03-18-2009, 05:21 PM
As far as maple goes, I know that there has been a great amount of research done to determine the cause of curly or quilted grain. Despite all the research, it still remains much of a mystery. I believe the current hypothesis is that the genetic characteristics of individual trees have a role in producing the different grain patterns. So it remains a delightful mystery of nature!

I don't know about koa or other tropical tree species though.

Uke Republic
03-18-2009, 06:21 PM
Keebler Elfs do it all.SHHHH...

Ahnko Honu
03-18-2009, 06:46 PM
The grain's always curlier the closer to the crotch of the tree you get.
Just remember curly, and crotch. ;)

03-18-2009, 06:51 PM

03-18-2009, 07:01 PM
It's theorized that curliness can be a inheritable trait in koa. There's different kinds of curl. The large, flame type curl comes from the crotch of big branches. Fiddleback or tiger striping will normally come from large branches or the trunk. I would assume that the weight of the tree is what causes the curliness. Although, I have seen very small branches with tight curl in them. I believe UH has done a few studies on the characteristics of koa and genetic inheritance.

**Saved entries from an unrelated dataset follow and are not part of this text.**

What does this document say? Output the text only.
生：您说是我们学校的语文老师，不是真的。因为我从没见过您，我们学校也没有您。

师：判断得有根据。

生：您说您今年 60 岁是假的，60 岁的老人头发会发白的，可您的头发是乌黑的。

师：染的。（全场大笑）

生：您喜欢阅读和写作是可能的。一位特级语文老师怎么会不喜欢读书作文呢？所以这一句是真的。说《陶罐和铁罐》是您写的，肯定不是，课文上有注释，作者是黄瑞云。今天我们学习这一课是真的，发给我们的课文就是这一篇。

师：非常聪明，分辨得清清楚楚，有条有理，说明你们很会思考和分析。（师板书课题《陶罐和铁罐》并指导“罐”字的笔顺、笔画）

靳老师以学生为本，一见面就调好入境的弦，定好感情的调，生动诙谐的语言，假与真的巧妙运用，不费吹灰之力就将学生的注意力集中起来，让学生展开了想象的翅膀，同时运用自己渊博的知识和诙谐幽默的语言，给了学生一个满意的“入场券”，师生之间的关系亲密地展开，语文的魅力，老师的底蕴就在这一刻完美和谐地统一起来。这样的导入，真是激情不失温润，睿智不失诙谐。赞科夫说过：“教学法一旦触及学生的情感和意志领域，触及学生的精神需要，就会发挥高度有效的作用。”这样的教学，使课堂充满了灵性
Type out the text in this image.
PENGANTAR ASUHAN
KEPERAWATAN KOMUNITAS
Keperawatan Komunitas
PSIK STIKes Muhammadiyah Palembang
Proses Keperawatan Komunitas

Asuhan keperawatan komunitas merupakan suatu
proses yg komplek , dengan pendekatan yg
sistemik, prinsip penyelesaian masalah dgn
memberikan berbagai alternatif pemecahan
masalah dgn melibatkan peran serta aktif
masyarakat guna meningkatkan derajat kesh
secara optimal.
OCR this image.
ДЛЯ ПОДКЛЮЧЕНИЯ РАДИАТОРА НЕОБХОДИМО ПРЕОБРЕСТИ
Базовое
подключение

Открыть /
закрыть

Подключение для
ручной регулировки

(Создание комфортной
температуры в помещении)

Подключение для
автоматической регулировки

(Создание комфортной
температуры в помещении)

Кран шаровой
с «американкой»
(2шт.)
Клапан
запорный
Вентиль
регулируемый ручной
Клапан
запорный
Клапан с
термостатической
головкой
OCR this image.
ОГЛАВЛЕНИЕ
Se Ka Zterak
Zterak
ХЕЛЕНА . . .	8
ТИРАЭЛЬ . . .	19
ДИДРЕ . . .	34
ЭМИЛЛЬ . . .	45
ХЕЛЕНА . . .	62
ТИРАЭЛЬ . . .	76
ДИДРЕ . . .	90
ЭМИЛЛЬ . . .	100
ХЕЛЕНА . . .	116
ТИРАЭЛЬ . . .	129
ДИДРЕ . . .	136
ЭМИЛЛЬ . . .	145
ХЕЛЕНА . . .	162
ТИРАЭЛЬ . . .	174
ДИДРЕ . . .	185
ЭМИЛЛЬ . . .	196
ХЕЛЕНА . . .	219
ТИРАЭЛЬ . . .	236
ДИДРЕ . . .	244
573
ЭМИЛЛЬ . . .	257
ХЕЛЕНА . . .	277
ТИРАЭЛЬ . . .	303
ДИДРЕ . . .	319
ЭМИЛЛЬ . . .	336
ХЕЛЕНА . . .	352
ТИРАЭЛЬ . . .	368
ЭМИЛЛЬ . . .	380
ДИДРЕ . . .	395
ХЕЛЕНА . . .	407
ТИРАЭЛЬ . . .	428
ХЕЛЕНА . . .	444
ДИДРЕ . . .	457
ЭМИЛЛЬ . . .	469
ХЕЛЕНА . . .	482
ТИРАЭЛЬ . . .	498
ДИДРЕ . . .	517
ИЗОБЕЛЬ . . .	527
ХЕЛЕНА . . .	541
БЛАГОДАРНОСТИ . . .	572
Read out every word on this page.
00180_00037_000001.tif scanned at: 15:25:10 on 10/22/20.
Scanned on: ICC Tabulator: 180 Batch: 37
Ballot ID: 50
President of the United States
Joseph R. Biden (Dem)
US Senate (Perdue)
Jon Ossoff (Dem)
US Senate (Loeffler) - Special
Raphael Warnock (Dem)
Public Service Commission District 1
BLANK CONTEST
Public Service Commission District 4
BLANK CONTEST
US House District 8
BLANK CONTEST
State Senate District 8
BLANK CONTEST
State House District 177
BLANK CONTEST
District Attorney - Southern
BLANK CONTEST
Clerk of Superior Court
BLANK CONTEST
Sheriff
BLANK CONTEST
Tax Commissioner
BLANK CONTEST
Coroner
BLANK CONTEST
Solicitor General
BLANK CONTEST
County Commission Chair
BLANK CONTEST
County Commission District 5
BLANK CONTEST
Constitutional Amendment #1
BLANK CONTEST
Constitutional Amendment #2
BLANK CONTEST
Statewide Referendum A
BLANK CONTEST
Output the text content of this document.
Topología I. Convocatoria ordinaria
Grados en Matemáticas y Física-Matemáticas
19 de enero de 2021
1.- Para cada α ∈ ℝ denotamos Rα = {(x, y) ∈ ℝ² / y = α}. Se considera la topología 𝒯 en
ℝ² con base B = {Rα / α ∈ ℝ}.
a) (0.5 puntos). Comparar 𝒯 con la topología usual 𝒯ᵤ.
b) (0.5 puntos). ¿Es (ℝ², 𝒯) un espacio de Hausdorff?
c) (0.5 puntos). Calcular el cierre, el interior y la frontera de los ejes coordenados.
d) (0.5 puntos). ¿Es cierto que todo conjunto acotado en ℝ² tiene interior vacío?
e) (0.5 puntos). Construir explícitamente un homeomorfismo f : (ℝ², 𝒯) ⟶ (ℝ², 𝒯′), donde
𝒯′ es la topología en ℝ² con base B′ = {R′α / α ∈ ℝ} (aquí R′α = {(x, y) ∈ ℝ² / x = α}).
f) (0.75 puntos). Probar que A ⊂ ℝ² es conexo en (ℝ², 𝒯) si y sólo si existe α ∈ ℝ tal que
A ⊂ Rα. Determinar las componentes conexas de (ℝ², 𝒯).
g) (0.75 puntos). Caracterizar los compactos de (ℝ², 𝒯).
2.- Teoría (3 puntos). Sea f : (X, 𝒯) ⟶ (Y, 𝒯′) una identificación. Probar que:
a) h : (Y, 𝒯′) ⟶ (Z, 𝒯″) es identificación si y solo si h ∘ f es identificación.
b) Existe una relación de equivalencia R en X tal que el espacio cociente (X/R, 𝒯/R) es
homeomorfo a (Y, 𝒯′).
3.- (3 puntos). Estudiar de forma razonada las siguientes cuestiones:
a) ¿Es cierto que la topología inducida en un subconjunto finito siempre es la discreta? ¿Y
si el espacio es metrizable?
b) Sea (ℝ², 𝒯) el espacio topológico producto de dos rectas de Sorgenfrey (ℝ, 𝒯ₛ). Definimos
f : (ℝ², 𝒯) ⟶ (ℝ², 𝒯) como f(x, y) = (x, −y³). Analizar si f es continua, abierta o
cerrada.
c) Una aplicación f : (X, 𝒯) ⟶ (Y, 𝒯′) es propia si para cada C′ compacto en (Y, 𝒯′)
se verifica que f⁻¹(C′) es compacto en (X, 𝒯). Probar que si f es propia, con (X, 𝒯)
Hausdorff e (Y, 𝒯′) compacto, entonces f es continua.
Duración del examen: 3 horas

Koa can also come in a quilted pattern, but unlike maple, the figure is shown when quarter sawn. I have a few really nice pieces that I'm saving for that special build. I have no idea what causes that kind of figuring, but I certainly can appreciate it.

Ahnko Honu
03-19-2009, 12:21 PM
A straight tree will have straight grain, and crooked tree will have crooked grain. A tree that is exposed to allot of wind so constantly blending and straightening or in other words under stress will have more figure especially around stress areas (like a stressed out person has more wrinkles ;)). Also if you spot a tree with big bulges or burls especially near the roots the wood from this area will have "bird's-eye" grain, very pretty. I turn wood bowls as a hobby and collect my wood myself (half the fun) and look for these features in a tree when possible.

03-19-2009, 05:28 PM
Birds-eye maple develops from abnormal bud development beneath the bark along the trunk of the tree. Spalted maple occurs in the beginning stages of decomposition through fungi growth in the wood.